The requirement for Lustre Collector grows out of a need for a fast local-disk cache for IIIF/DLCS assets that are hosted remotely (i.e., in S3). When an asset is required for orchestration, it will potentially be provisioned to local-storage for fast access, but there's no mechanism in place for cleaning up data after all operations are complete.
This is where Lustre Collector comes in. Every time the platform accesses an asset via the local-storage that information is recorded and used to determine which of the flies in the cache are infrequently accessed and can be purged with little to zero impact on orchestration and provisioning.
The application can be built as a standalone container image and deployed to any container runtime.
The following values that are configurable via appSettings:
MountPoint
- The path, local to the container, where the filesystem to be monitored is located. NOTE: it's assumed this mount point encapsulates the entire filesystem. Mounting a subdirectory will create incorrect disk usage reports.
CleanupPeriod
- The frequency, in milliseconds, that the cleanup routine will be executed.
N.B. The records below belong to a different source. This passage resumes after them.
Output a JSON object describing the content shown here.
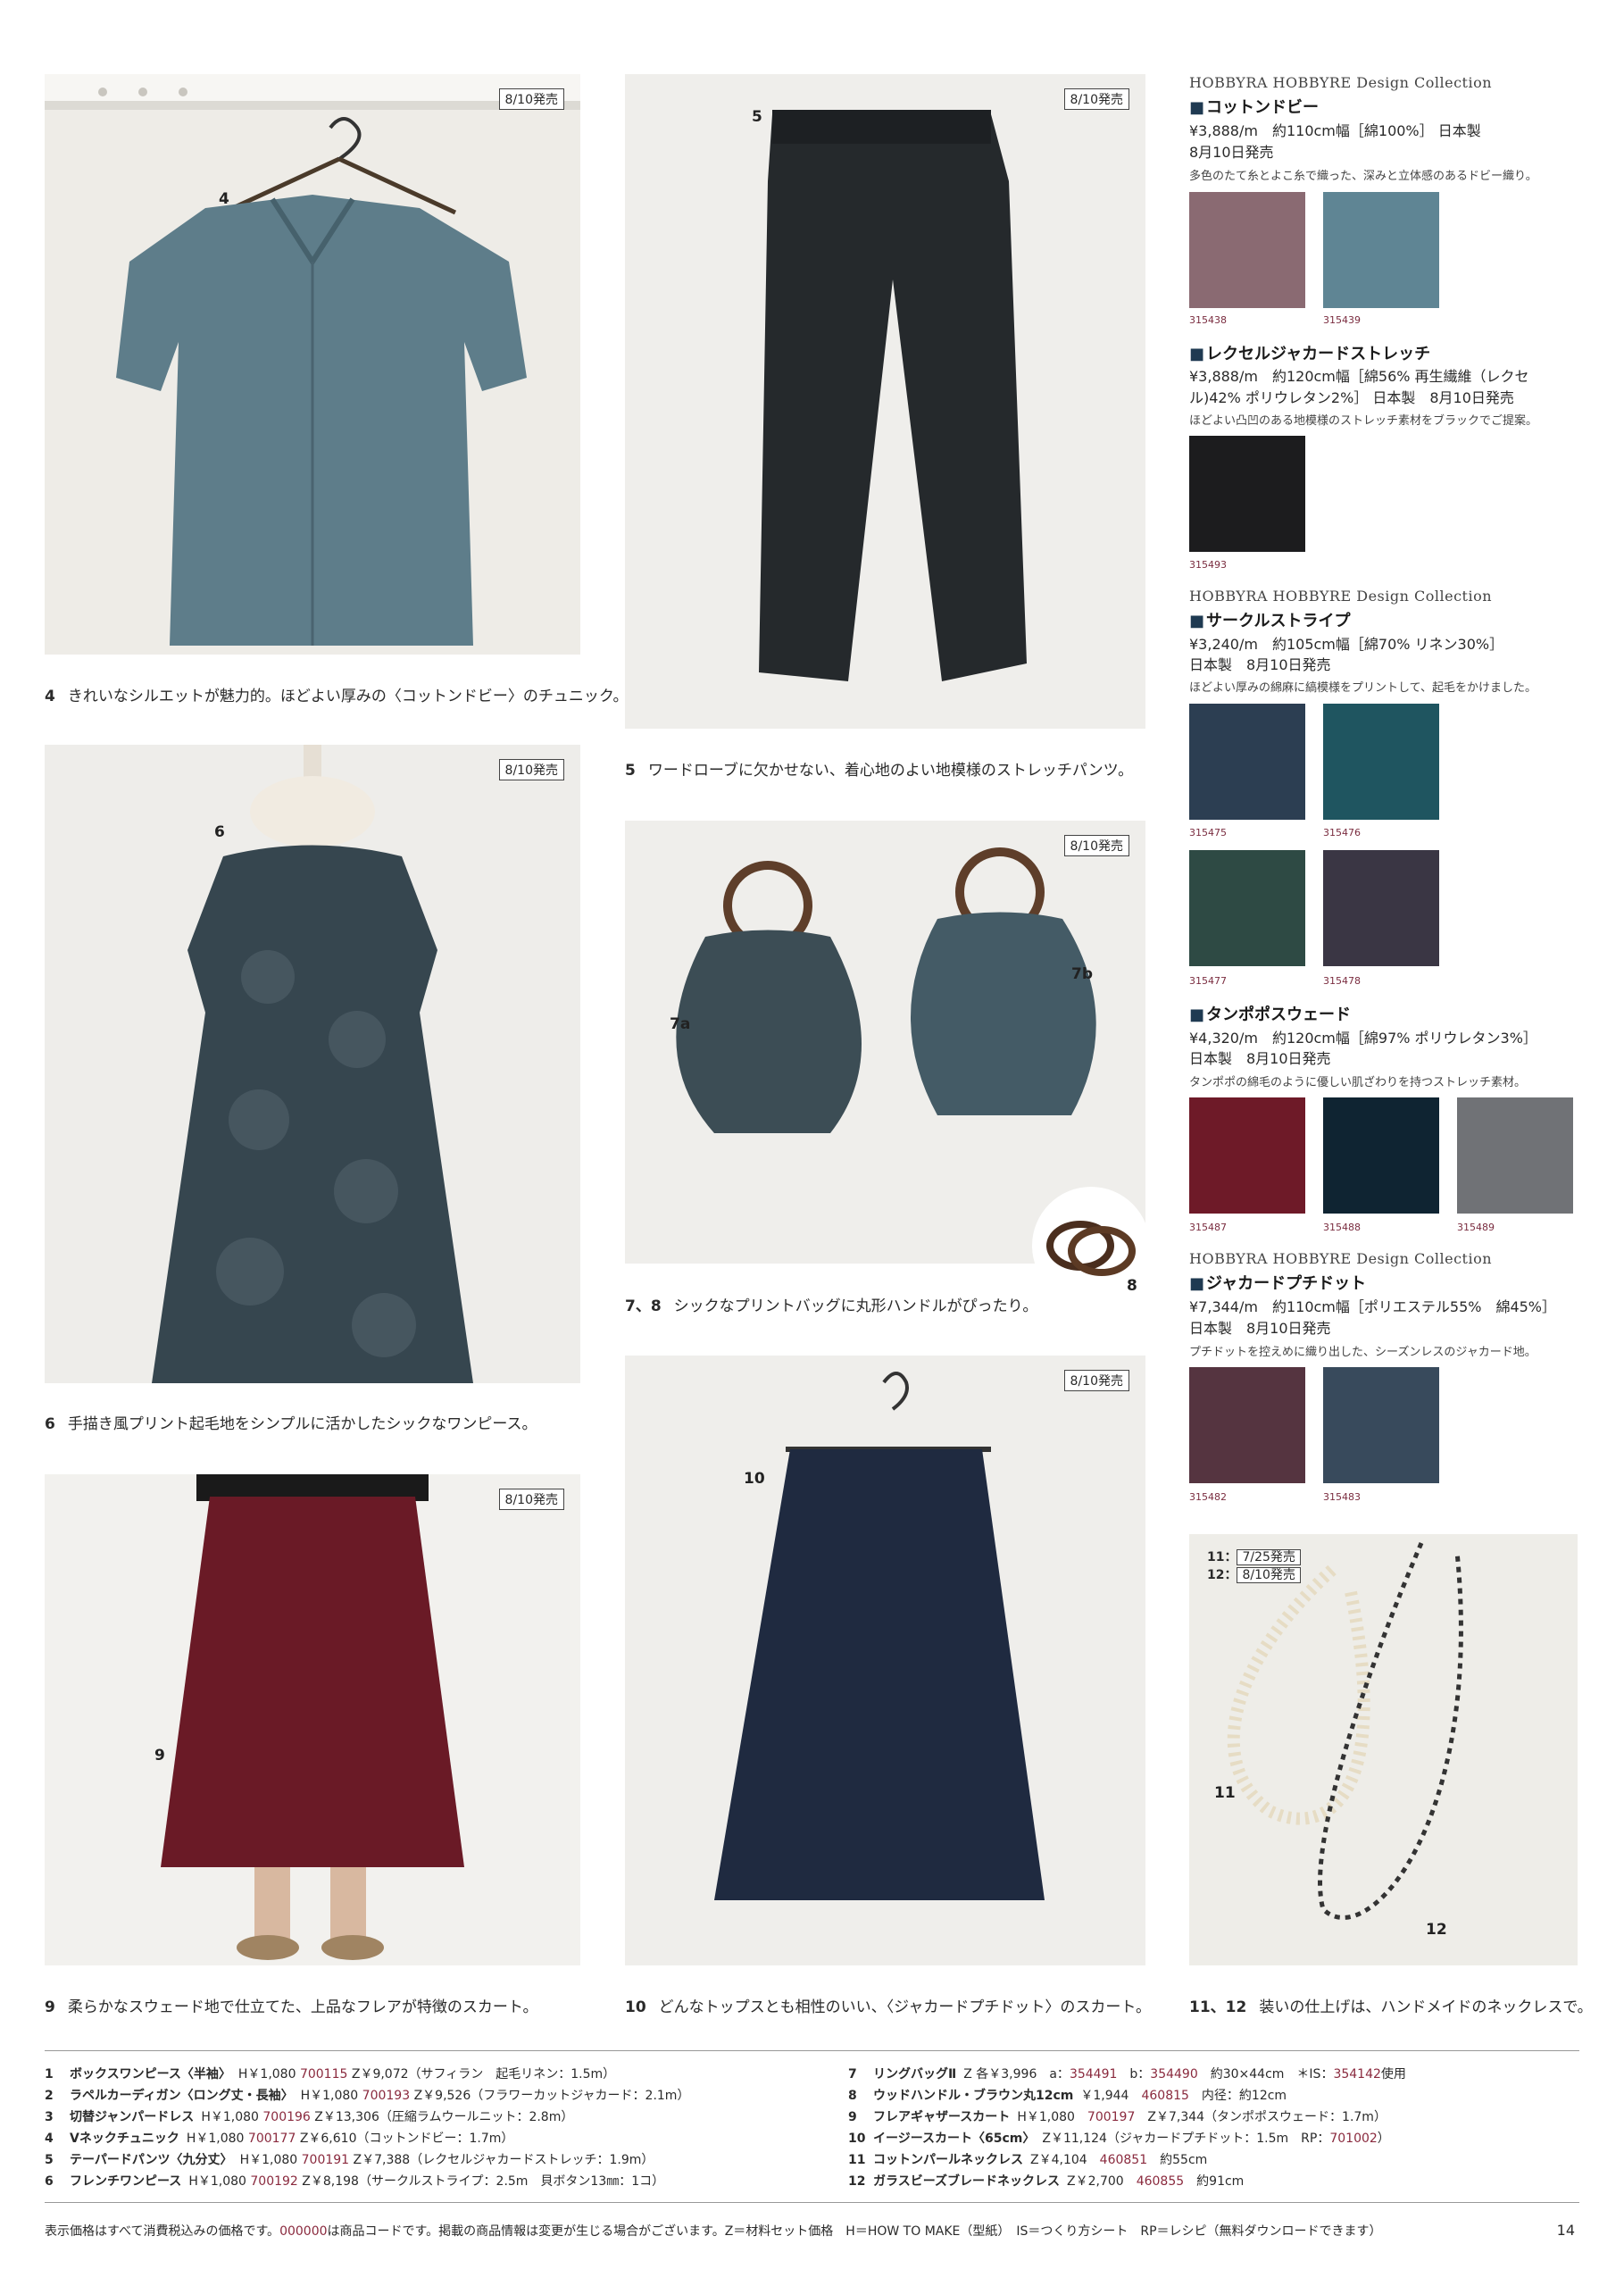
{
  "badges": {
    "p4": "8/10発売",
    "p5": "8/10発売",
    "p6": "8/10発売",
    "p7": "8/10発売",
    "p9": "8/10発売",
    "p10": "8/10発売"
  },
  "photo_labels": {
    "p4": "4",
    "p5": "5",
    "p6": "6",
    "p7a": "7a",
    "p7b": "7b",
    "p8": "8",
    "p9": "9",
    "p10": "10",
    "p11": "11",
    "p12": "12",
    "p11_tag": "11：",
    "p11_date": "7/25発売",
    "p12_tag": "12：",
    "p12_date": "8/10発売"
  },
  "captions": [
    {
      "num": "4",
      "text": "きれいなシルエットが魅力的。ほどよい厚みの〈コットンドビー〉のチュニック。"
    },
    {
      "num": "5",
      "text": "ワードローブに欠かせない、着心地のよい地模様のストレッチパンツ。"
    },
    {
      "num": "6",
      "text": "手描き風プリント起毛地をシンプルに活かしたシックなワンピース。"
    },
    {
      "num": "7、8",
      "text": "シックなプリントバッグに丸形ハンドルがぴったり。"
    },
    {
      "num": "9",
      "text": "柔らかなスウェード地で仕立てた、上品なフレアが特徴のスカート。"
    },
    {
      "num": "10",
      "text": "どんなトップスとも相性のいい、〈ジャカードプチドット〉のスカート。"
    },
    {
      "num": "11、12",
      "text": "装いの仕上げは、ハンドメイドのネックレスで。"
    }
  ],
  "fabrics": [
    {
      "brand": "HOBBYRA HOBBYRE  Design Collection",
      "name": "コットンドビー",
      "lines": [
        "¥3,888/m　約110cm幅［綿100%］ 日本製",
        "8月10日発売"
      ],
      "desc": "多色のたて糸とよこ糸で織った、深みと立体感のあるドビー織り。",
      "swatches": [
        {
          "code": "315438",
          "color": "#8a6a72"
        },
        {
          "code": "315439",
          "color": "#5f8594"
        }
      ]
    },
    {
      "brand": "",
      "name": "レクセルジャカードストレッチ",
      "lines": [
        "¥3,888/m　約120cm幅［綿56% 再生繊維（レクセ",
        "ル)42% ポリウレタン2%］ 日本製　8月10日発売"
      ],
      "desc": "ほどよい凸凹のある地模様のストレッチ素材をブラックでご提案。",
      "swatches": [
        {
          "code": "315493",
          "color": "#1c1c1e"
        }
      ]
    },
    {
      "brand": "HOBBYRA HOBBYRE  Design Collection",
      "name": "サークルストライプ",
      "lines": [
        "¥3,240/m　約105cm幅［綿70% リネン30%］",
        "日本製　8月10日発売"
      ],
      "desc": "ほどよい厚みの綿麻に縞模様をプリントして、起毛をかけました。",
      "swatches": [
        {
          "code": "315475",
          "color": "#2c3e52"
        },
        {
          "code": "315476",
          "color": "#1f5560"
        },
        {
          "code": "315477",
          "color": "#2e4a44"
        },
        {
          "code": "315478",
          "color": "#3a3644"
        }
      ]
    },
    {
      "brand": "",
      "name": "タンポポスウェード",
      "lines": [
        "¥4,320/m　約120cm幅［綿97% ポリウレタン3%］",
        "日本製　8月10日発売"
      ],
      "desc": "タンポポの綿毛のように優しい肌ざわりを持つストレッチ素材。",
      "swatches": [
        {
          "code": "315487",
          "color": "#6e1a28"
        },
        {
          "code": "315488",
          "color": "#0f2432"
        },
        {
          "code": "315489",
          "color": "#707276"
        }
      ]
    },
    {
      "brand": "HOBBYRA HOBBYRE  Design Collection",
      "name": "ジャカードプチドット",
      "lines": [
        "¥7,344/m　約110cm幅［ポリエステル55%　綿45%］",
        "日本製　8月10日発売"
      ],
      "desc": "プチドットを控えめに織り出した、シーズンレスのジャカード地。",
      "swatches": [
        {
          "code": "315482",
          "color": "#553440"
        },
        {
          "code": "315483",
          "color": "#384a5c"
        }
      ]
    }
  ],
  "products_left": [
    {
      "n": "1",
      "name": "ボックスワンピース〈半袖〉",
      "h": "H￥1,080",
      "hcode": "700115",
      "z": "Z￥9,072（サフィラン　起毛リネン：1.5m）"
    },
    {
      "n": "2",
      "name": "ラペルカーディガン〈ロング丈・長袖〉",
      "h": "H￥1,080",
      "hcode": "700193",
      "z": "Z￥9,526（フラワーカットジャカード：2.1m）"
    },
    {
      "n": "3",
      "name": "切替ジャンパードレス",
      "h": "H￥1,080",
      "hcode": "700196",
      "z": "Z￥13,306（圧縮ラムウールニット：2.8m）"
    },
    {
      "n": "4",
      "name": "Vネックチュニック",
      "h": "H￥1,080",
      "hcode": "700177",
      "z": "Z￥6,610（コットンドビー：1.7m）"
    },
    {
      "n": "5",
      "name": "テーパードパンツ〈九分丈〉",
      "h": "H￥1,080",
      "hcode": "700191",
      "z": "Z￥7,388（レクセルジャカードストレッチ：1.9m）"
    },
    {
      "n": "6",
      "name": "フレンチワンピース",
      "h": "H￥1,080",
      "hcode": "700192",
      "z": "Z￥8,198（サークルストライプ：2.5m　貝ボタン13㎜：1コ）"
    }
  ],
  "products_right": [
    {
      "n": "7",
      "name": "リングバッグⅡ",
      "pre": "Z 各￥3,996　a：",
      "c1": "354491",
      "mid": "　b：",
      "c2": "354490",
      "post": "　約30×44cm　＊IS：",
      "c3": "354142",
      "tail": "使用"
    },
    {
      "n": "8",
      "name": "ウッドハンドル・ブラウン丸12cm",
      "pre": "￥1,944　",
      "c1": "460815",
      "mid": "　内径：約12cm",
      "c2": "",
      "post": "",
      "c3": "",
      "tail": ""
    },
    {
      "n": "9",
      "name": "フレアギャザースカート",
      "pre": "H￥1,080　",
      "c1": "700197",
      "mid": "　Z￥7,344（タンポポスウェード：1.7m）",
      "c2": "",
      "post": "",
      "c3": "",
      "tail": ""
    },
    {
      "n": "10",
      "name": "イージースカート〈65cm〉",
      "pre": "Z￥11,124（ジャカードプチドット：1.5m　RP：",
      "c1": "701002",
      "mid": "）",
      "c2": "",
      "post": "",
      "c3": "",
      "tail": ""
    },
    {
      "n": "11",
      "name": "コットンパールネックレス",
      "pre": "Z￥4,104　",
      "c1": "460851",
      "mid": "　約55cm",
      "c2": "",
      "post": "",
      "c3": "",
      "tail": ""
    },
    {
      "n": "12",
      "name": "ガラスビーズブレードネックレス",
      "pre": "Z￥2,700　",
      "c1": "460855",
      "mid": "　約91cm",
      "c2": "",
      "post": "",
      "c3": "",
      "tail": ""
    }
  ],
  "footer": {
    "a": "表示価格はすべて消費税込みの価格です。",
    "code": "000000",
    "b": "は商品コードです。掲載の商品情報は変更が生じる場合がございます。Z＝材料セット価格　H＝HOW TO MAKE（型紙）　IS＝つくり方シート　RP＝レシピ（無料ダウンロードできます）",
    "page": "14"
  }
}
The cleanup routine will compare disk usage with a configured usage threshold and begin purging old files. Default: 2s.
FreeSpaceThreshold
- A value between (1, 100) representing the % of available free space beyond which scavenging will take place. For example, a value of 10 will begin cleanup when there is 10% or less free space available. Default: 10.
CleanupBatchSize
- During a cleanup operation, files are deleted in batches of this size. Cleanup will stop when free space below threshold. NOTE: We cannot iterate the full set as the change watcher can edit at the same time. Default: 100.
MinimiseDeletions
- During a cleanup operation, available size can be reassessed on every deletion to keep number of files removed to a minimum. Default: false.
FileWatcherBufferSize
- Value for
FileSystemWatcher.InternalBufferSize
. Defaults to maximum 64KB.
- Value for
In addition to default HostBuilder
IConfiguration
sources, environment variables prefix with "LUSTRE_" will be detected.
There is a Dockerfile available:
# build docker file
docker build -t lustre-watcher:local .
# run file
docker run -it --rm \
--name lustre-watcher \
-e MountPoint="/nas" \
-v /path/to/folder:/nas \
lustre-watcher:local